Academias e estágios. Em Portugal o eSports já é profissional
São profissionais, treinam em casa durante oito horas por dia, mas também em academias, recebem ordenados acima da média do país e têm milhares de seguidores. Adeptos esses que não vão perder a oportunidade de ver ao vivo alguns dos seus ídolos neste fim de semana no Moche XL Esports, onde os gamers vão mostrar as suas qualidades nos jogos de computadores em que são verdadeiros craques.
E quem são estes jogadores conhecidos, por exemplo, como Fox ou Zlynx, para dar dois exemplos de praticantes de CS:GO (Counter-Strike) que fazem parte de equipas que participam em campeonatos deste jogo online de estratégia e ação cujo objetivo é vencer a formação adversária (são cinco contra cinco)? Na realidade, respondem pelo nome de Ricardo Pacheco e Ricardo Matos e defendem as cores da Giants (emblema espanhol em que os cinco jogadores de CS:GO são portugueses) e da Offset eSports (que tem sede em Braga), respetivamente.

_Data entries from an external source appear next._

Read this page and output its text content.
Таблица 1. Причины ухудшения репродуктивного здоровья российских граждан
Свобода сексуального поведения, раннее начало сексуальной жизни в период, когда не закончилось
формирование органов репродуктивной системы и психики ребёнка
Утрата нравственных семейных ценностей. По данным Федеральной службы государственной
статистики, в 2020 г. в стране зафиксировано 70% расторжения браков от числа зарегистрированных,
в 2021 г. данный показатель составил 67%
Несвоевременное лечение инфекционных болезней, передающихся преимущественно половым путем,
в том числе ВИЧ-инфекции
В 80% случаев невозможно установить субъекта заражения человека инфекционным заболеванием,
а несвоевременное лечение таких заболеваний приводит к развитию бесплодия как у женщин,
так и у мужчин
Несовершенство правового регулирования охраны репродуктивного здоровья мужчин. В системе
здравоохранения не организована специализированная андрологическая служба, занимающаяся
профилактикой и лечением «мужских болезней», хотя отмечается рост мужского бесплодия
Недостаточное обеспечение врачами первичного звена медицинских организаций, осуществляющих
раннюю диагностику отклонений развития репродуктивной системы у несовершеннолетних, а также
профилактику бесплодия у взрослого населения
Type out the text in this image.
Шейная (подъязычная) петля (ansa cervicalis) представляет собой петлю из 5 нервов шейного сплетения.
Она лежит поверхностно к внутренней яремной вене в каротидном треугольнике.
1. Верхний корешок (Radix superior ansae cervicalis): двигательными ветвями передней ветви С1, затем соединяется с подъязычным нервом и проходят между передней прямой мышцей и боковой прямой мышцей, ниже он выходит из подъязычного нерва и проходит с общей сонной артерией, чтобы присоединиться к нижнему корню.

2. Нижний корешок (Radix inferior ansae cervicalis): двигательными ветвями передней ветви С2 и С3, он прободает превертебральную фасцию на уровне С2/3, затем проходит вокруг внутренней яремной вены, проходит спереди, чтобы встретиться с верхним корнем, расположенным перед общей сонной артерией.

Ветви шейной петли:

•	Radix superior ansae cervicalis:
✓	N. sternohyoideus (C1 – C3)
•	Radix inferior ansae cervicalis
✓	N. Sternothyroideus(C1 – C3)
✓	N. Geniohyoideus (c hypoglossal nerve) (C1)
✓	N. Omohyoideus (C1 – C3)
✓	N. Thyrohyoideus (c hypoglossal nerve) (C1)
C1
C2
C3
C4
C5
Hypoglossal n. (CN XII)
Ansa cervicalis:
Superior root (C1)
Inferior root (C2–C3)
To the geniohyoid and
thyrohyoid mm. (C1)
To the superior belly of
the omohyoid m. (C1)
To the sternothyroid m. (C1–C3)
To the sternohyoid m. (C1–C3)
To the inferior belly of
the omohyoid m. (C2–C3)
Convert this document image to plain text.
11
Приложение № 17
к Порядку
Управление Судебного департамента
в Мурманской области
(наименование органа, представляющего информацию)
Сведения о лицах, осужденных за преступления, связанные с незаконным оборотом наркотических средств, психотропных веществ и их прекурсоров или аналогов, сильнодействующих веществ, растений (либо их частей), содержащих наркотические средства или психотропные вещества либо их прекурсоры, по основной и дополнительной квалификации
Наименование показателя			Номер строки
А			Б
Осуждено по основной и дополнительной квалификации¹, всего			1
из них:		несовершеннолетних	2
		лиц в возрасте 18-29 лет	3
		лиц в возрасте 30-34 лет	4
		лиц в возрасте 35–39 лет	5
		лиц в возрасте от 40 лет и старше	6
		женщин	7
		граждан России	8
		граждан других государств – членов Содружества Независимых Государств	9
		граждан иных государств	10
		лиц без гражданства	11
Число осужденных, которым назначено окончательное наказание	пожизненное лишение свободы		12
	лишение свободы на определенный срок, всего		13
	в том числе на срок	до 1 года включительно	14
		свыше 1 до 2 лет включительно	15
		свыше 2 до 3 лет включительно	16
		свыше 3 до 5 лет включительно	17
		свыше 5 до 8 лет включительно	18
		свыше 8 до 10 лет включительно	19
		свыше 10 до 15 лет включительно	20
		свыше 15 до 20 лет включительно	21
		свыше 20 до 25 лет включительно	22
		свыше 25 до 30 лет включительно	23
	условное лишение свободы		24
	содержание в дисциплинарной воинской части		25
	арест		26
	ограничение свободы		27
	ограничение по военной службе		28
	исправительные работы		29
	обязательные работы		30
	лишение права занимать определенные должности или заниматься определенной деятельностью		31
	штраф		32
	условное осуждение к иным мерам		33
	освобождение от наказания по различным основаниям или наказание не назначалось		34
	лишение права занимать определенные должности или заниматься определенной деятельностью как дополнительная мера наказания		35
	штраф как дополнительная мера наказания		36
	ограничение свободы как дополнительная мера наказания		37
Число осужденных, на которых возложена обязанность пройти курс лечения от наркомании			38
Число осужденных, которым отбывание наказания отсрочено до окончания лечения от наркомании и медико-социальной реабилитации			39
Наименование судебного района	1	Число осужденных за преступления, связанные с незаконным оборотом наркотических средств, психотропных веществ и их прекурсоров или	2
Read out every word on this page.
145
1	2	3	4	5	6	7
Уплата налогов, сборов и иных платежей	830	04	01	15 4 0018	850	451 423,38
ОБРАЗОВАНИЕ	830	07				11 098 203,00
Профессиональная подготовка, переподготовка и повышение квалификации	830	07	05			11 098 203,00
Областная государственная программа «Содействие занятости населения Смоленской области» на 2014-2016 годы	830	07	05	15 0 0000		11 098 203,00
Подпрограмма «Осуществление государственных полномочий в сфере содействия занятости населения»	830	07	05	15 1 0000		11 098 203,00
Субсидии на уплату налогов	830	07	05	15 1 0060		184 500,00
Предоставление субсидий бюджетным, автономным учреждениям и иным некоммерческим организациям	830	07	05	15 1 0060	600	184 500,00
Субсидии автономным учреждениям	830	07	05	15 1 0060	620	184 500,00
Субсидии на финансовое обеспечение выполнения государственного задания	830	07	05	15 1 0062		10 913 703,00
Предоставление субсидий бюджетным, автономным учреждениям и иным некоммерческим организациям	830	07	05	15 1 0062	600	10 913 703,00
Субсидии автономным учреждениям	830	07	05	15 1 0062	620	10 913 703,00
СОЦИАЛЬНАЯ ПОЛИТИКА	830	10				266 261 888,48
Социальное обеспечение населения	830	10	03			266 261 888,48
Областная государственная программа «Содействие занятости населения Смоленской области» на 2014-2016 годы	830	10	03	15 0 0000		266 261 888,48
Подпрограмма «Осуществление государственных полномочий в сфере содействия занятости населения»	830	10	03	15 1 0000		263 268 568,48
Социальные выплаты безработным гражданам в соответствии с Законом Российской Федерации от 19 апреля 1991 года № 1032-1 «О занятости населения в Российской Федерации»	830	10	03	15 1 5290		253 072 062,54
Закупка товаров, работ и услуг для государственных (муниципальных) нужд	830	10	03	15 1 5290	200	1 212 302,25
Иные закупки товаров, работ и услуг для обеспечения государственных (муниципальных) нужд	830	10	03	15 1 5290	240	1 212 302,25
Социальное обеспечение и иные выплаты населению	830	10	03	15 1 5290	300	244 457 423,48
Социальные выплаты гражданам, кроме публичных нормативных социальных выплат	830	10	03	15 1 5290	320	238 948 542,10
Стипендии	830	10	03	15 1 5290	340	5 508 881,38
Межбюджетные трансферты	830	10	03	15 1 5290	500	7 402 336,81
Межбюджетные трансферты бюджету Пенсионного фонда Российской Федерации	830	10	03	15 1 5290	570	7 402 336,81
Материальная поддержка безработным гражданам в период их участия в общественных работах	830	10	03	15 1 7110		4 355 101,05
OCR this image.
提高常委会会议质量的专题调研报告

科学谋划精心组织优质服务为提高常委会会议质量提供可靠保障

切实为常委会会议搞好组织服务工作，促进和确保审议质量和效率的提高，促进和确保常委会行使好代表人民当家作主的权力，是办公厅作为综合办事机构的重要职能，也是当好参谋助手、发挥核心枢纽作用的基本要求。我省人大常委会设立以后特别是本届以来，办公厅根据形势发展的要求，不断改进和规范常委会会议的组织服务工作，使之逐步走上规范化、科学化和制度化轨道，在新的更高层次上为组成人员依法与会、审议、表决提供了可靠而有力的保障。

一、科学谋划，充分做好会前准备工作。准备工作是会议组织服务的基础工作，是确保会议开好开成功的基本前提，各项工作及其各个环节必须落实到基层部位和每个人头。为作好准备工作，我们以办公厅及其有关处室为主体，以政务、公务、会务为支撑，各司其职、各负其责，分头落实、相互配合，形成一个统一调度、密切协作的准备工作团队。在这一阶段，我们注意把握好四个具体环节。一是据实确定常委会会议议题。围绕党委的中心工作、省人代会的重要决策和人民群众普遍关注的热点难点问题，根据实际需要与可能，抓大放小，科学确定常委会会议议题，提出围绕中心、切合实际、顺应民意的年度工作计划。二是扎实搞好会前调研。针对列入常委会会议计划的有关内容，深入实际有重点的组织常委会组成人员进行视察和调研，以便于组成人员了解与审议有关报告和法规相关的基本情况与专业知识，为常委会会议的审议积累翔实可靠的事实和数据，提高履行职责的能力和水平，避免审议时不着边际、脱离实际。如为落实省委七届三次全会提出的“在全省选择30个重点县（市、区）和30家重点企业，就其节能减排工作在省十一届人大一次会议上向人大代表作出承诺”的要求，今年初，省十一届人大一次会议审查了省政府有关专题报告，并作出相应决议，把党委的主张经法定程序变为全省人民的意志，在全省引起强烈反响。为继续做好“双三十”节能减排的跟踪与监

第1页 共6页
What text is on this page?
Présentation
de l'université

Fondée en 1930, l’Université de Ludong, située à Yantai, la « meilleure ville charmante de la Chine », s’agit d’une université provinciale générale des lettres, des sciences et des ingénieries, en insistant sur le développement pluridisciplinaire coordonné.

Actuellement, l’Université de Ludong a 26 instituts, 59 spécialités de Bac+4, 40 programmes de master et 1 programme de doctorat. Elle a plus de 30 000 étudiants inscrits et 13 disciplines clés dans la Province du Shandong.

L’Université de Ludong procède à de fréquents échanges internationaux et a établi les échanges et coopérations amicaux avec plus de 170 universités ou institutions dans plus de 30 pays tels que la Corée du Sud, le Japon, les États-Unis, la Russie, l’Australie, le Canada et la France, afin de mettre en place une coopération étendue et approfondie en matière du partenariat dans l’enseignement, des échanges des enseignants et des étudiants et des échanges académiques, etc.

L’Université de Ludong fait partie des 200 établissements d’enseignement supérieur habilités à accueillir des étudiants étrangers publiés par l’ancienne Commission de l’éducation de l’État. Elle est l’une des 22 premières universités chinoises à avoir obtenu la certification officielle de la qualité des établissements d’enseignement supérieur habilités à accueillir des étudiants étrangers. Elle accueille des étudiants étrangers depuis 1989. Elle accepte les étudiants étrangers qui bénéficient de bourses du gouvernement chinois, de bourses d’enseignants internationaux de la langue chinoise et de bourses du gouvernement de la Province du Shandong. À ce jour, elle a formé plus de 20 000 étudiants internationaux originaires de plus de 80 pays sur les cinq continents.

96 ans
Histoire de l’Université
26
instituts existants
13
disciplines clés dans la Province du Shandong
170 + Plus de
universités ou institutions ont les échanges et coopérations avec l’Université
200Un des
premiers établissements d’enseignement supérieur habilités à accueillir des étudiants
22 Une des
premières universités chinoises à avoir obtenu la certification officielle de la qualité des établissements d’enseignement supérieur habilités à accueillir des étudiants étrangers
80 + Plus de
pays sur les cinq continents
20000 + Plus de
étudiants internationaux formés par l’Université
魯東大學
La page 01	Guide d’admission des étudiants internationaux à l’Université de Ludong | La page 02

Os dois podem ter encontro marcado no sábado caso as suas equipas se imponham nas meias-finais da Master League nacional, cujo vencedor irá depois participar no evento principal deste jogo na Moche XL Esports, que decorre no sábado e no domingo na Altice Arena, em Lisboa. Fase final para a qual já estão apurados os brasileiros da Furia (a 5.ª melhor equipa do mundo de CS:GO), os alemães da BIG , a formação búlgara/russa Windigo e os alemães da Gamerlegion.
O evento que tem lugar pela segunda vez em Portugal é o maior de eSports no nosso país e na edição do ano passado passaram pelo Altice Arena 20 mil pessoas, tendo sido atingida uma audiência online durante os vários jogos e competições superior a 60 mil espectadores em simultâneo. Por exemplo, segundo a organização, o torneio de CS:GO da edição de estreia registou mais de 1 300 000 visualizações nos dois dias que durou o evento.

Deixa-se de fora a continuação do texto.